A recent systematic review with meta-analysis [23] of 33 clinical trials evaluating OFA versus opioid anesthesia in various types of surgery did not show a difference in pain scores or postoperative use of morphine, corroborating the results found in our study. However, PONV rates were significantly lower in the group without opioids. We do not know whether this better outcome with nausea and vomiting may have been influenced by the protocols used, as most of them used dexmedetomidine in continuous infusion. The largest research included in this review was a multicenter study that compared remifentanil versus OFA with dexmedetomidine in non-cardiac surgery [24]. Although morphine consumption and PONV were lower in the OFA group, this group had more episodes of hypoxemia and adverse events and was discontinued due to five cases of severe bradycardia. The dose of dexmedetomidine was higher than in our study and was administered in continuous infusion.

This study had limitations, and some factors could have influenced our outcomes. First of all, it was not possible to standardize the use of the bispectral index (BIS) and train four (TOF) monitors. Due to the difficulty in obtaining the device for all participants, we chose not to use it in any of them. Studies showed that dexmedetomidine or drugs, such as lidocaine, ketamine, or clonidine, reduced the need for inhalation anesthetics [15, 21, 25]. However, as we couldn’t use BIS in this study, a standard dose of sevoflurane was used in all patients (0.9−1 MAC), and we may have lost possible benefits with a lower MAC in the OFA group, especially regarding PONV [26]. The non-use of TOF also meant that rocuronium was standardized with intraoperative doses every 40 min of surgery. Therefore, it is not possible to say about the quality of muscle relaxation and whether this may have interfered with the result. Some studies associated better relaxation with lower intraabdominal pressure during the pneumoperitoneum and less postoperative pain [27]. In addition, neither the level of sedation nor the patient’s comfort or satisfaction was assessed, and analgesia was evaluated by VNS, even when the patient did not complain of pain. It’s known that psychological and psychiatric illnesses are more common in obese patients than in the general population [28], and no preoperative tests assessing these problems were made. Therefore, we cannot guarantee that those were distributed equally in both groups. Besides, differently of most OFA protocols in literature, we chose clonidine in continuous infusion instead of dexmedetomidine. Both drugs have already been associated with decreased postoperative pain and opioid consumption [29], but the dose used in our study could be lower than it’s required to see an opioid-sparing effect [30].

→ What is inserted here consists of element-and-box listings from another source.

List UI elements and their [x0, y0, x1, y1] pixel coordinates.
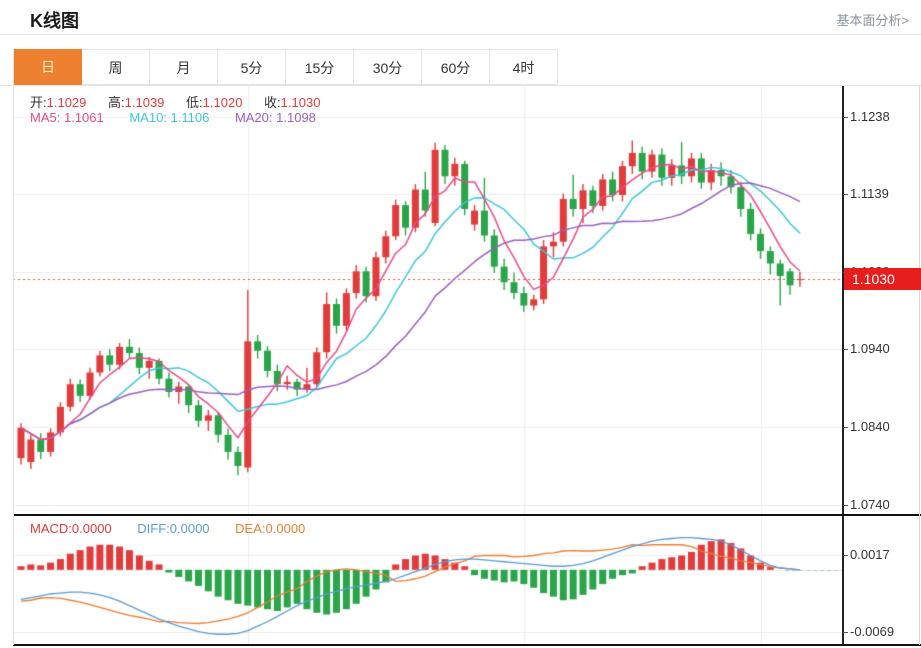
macd-legend: MACD:0.0000 DIFF:0.0000 DEA:0.0000: [30, 521, 327, 536]
header-divider: [0, 34, 921, 35]
ma10-legend: MA10: 1.1106: [129, 110, 210, 125]
ohlc-legend: 开:1.1029 高:1.1039 低:1.1020 收:1.1030: [30, 92, 338, 111]
high-value: 1.1039: [124, 95, 165, 110]
open-label: 开:: [30, 95, 47, 110]
open-value: 1.1029: [46, 95, 87, 110]
macd-tick-label: -0.0069: [842, 623, 895, 639]
ma-legend: MA5: 1.1061 MA10: 1.1106 MA20: 1.1098: [30, 110, 338, 125]
last-price-badge: 1.1030: [844, 268, 921, 291]
page-title: K线图: [30, 11, 79, 31]
fundamental-analysis-link[interactable]: 基本面分析>: [836, 13, 909, 28]
tab-月[interactable]: 月: [150, 49, 218, 85]
macd-tick-label: 0.0017: [843, 546, 890, 562]
macd-chart-canvas[interactable]: [13, 517, 842, 645]
macd-value: MACD:0.0000: [30, 521, 112, 536]
tab-bar: 日周月 5分 15分 30分 60分 4时: [13, 49, 558, 86]
tab-周[interactable]: 周: [82, 49, 150, 85]
dea-value: DEA:0.0000: [235, 521, 306, 536]
high-label: 高:: [108, 95, 125, 110]
tab-15分[interactable]: 15分: [286, 49, 354, 85]
tab-5分[interactable]: 5分: [218, 49, 286, 85]
close-label: 收:: [264, 95, 281, 110]
price-tick-label: 1.1139: [843, 186, 889, 202]
ma5-legend: MA5: 1.1061: [30, 110, 104, 125]
main-chart-canvas[interactable]: [13, 86, 842, 515]
chart-right-border: [919, 86, 920, 645]
price-tick-label: 1.0940: [843, 341, 890, 357]
price-tick-label: 1.1238: [843, 109, 890, 125]
price-tick-label: 1.0740: [843, 496, 890, 512]
price-axis-line: [842, 86, 844, 646]
close-value: 1.1030: [280, 95, 321, 110]
low-label: 低:: [186, 95, 203, 110]
ma20-legend: MA20: 1.1098: [234, 110, 316, 125]
chart-left-border: [13, 86, 14, 645]
chart-top-border: [0, 85, 921, 86]
tab-日[interactable]: 日: [14, 49, 82, 86]
panel-separator: [13, 514, 921, 516]
tab-4时[interactable]: 4时: [490, 49, 558, 85]
tab-60分[interactable]: 60分: [422, 49, 490, 85]
low-value: 1.1020: [202, 95, 243, 110]
diff-value: DIFF:0.0000: [137, 521, 210, 536]
tab-30分[interactable]: 30分: [354, 49, 422, 85]
bottom-border: [13, 644, 921, 646]
price-tick-label: 1.0840: [843, 419, 890, 435]
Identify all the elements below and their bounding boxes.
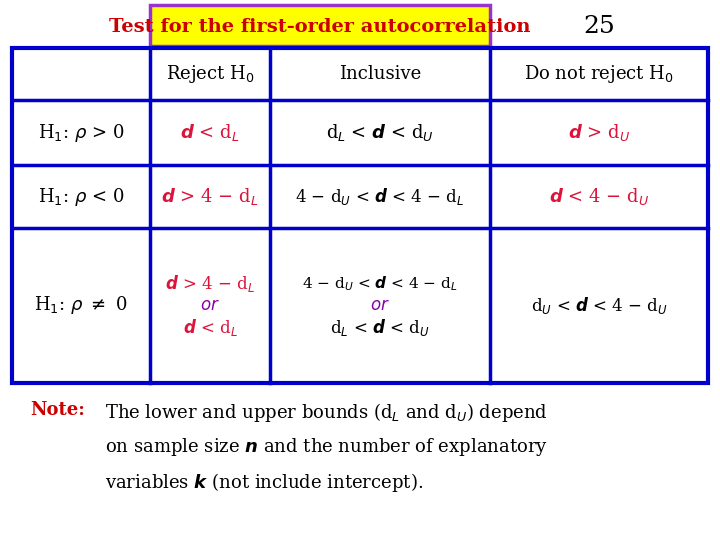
Text: 4 $-$ d$_U$ < $\bfit{d}$ < 4 $-$ d$_L$: 4 $-$ d$_U$ < $\bfit{d}$ < 4 $-$ d$_L$ [295,186,464,207]
Text: Do not reject H$_0$: Do not reject H$_0$ [524,63,674,85]
Text: variables $\bfit{k}$ (not include intercept).: variables $\bfit{k}$ (not include interc… [105,471,423,494]
FancyBboxPatch shape [150,5,490,46]
Text: 25: 25 [583,15,615,38]
Text: 4 $-$ d$_U$ < $\bfit{d}$ < 4 $-$ d$_L$: 4 $-$ d$_U$ < $\bfit{d}$ < 4 $-$ d$_L$ [302,274,458,293]
Text: $\it{or}$: $\it{or}$ [200,297,220,314]
Text: Note:: Note: [30,401,85,419]
Text: $\bfit{d}$ > 4 $-$ d$_L$: $\bfit{d}$ > 4 $-$ d$_L$ [161,186,258,207]
Text: d$_L$ < $\bfit{d}$ < d$_U$: d$_L$ < $\bfit{d}$ < d$_U$ [326,122,434,143]
Text: $\bfit{d}$ > 4 $-$ d$_L$: $\bfit{d}$ > 4 $-$ d$_L$ [165,273,255,294]
Text: $\bfit{d}$ > d$_U$: $\bfit{d}$ > d$_U$ [568,122,630,143]
Text: $\bfit{d}$ < d$_L$: $\bfit{d}$ < d$_L$ [180,122,240,143]
Text: Test for the first-order autocorrelation: Test for the first-order autocorrelation [109,17,531,36]
Text: H$_1$: $\rho$ > 0: H$_1$: $\rho$ > 0 [38,122,124,144]
Text: $\bfit{d}$ < 4 $-$ d$_U$: $\bfit{d}$ < 4 $-$ d$_U$ [549,186,649,207]
Text: on sample size $\bfit{n}$ and the number of explanatory: on sample size $\bfit{n}$ and the number… [105,436,548,458]
Text: H$_1$: $\rho$ < 0: H$_1$: $\rho$ < 0 [38,186,124,207]
Text: d$_L$ < $\bfit{d}$ < d$_U$: d$_L$ < $\bfit{d}$ < d$_U$ [330,317,430,338]
Bar [12,48,708,383]
Text: d$_U$ < $\bfit{d}$ < 4 $-$ d$_U$: d$_U$ < $\bfit{d}$ < 4 $-$ d$_U$ [531,295,667,316]
Text: Inclusive: Inclusive [339,65,421,83]
Text: The lower and upper bounds (d$_L$ and d$_U$) depend: The lower and upper bounds (d$_L$ and d$… [105,401,548,424]
Text: $\it{or}$: $\it{or}$ [370,297,390,314]
Text: $\bfit{d}$ < d$_L$: $\bfit{d}$ < d$_L$ [182,317,238,338]
Text: H$_1$: $\rho$ $\neq$ 0: H$_1$: $\rho$ $\neq$ 0 [35,294,127,316]
Text: Reject H$_0$: Reject H$_0$ [166,63,254,85]
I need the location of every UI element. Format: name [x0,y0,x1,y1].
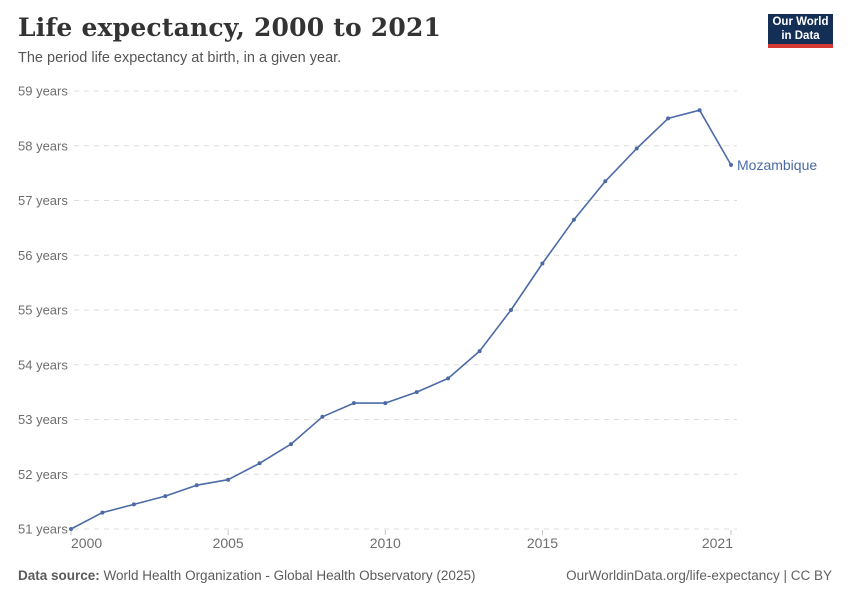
data-point-2005[interactable] [226,477,231,482]
entity-label-mozambique[interactable]: Mozambique [737,157,817,173]
data-point-2015[interactable] [540,261,545,266]
data-point-2013[interactable] [477,349,482,354]
data-point-2011[interactable] [414,390,419,395]
data-point-2003[interactable] [163,494,168,499]
owid-logo[interactable]: Our World in Data [768,14,833,48]
x-axis-label-2005: 2005 [213,535,244,551]
y-axis-label-54: 54 years [18,357,68,372]
x-axis-label-2010: 2010 [370,535,401,551]
y-axis-label-53: 53 years [18,412,68,427]
y-axis-label-51: 51 years [18,522,68,537]
data-point-2014[interactable] [509,308,513,312]
data-point-2020[interactable] [697,108,702,113]
owid-logo-line1: Our World [772,16,829,28]
y-axis-label-52: 52 years [18,467,68,482]
data-point-2006[interactable] [257,461,262,466]
data-point-2010[interactable] [383,401,388,406]
data-point-2000[interactable] [69,527,73,531]
x-axis-label-2015: 2015 [527,535,558,551]
owid-logo-line2: in Data [781,30,820,42]
series-line-mozambique[interactable] [70,109,732,530]
y-axis-label-57: 57 years [18,193,68,208]
data-point-2019[interactable] [666,116,671,121]
data-point-2016[interactable] [571,217,576,222]
data-source-label: Data source: [18,568,100,583]
data-source-text: World Health Organization - Global Healt… [99,568,476,583]
y-axis-label-56: 56 years [18,248,68,263]
data-point-2001[interactable] [100,510,105,515]
data-point-2018[interactable] [634,146,639,151]
x-axis-label-2021: 2021 [702,535,733,551]
data-point-2012[interactable] [446,376,451,381]
attribution-link[interactable]: OurWorldinData.org/life-expectancy | CC … [566,568,832,583]
chart-title: Life expectancy, 2000 to 2021 [18,13,442,42]
x-axis-label-2000: 2000 [71,535,102,551]
data-point-2017[interactable] [603,179,608,184]
chart-footer: Data source: World Health Organization -… [18,568,832,583]
data-point-2009[interactable] [351,401,356,406]
data-point-2004[interactable] [194,483,199,488]
data-point-2002[interactable] [131,502,136,507]
chart-subtitle: The period life expectancy at birth, in … [18,50,342,66]
data-point-2021[interactable] [729,162,733,167]
data-point-2008[interactable] [320,414,325,419]
data-point-2007[interactable] [289,442,293,447]
y-axis-label-59: 59 years [18,84,68,99]
data-source-note[interactable]: Data source: World Health Organization -… [18,568,475,583]
y-axis-label-58: 58 years [18,138,68,153]
y-axis-label-55: 55 years [18,303,68,318]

Although we could not demonstrate a benefit of OFA compared to opioid anesthesia, our protocol was effective and safe. In a world looking for alternatives to reduce opioid use and abuse, this method is a feasible option and deserves physicians’ attention. There are several OFA protocols, and each experience with these drugs should be shared. More studies on this subject would help to clarify and optimize this modality of anesthesia.

The present study did not find benefits of OFA compared to general anesthesia with opioids. However, this protocol was shown to be safe and effective.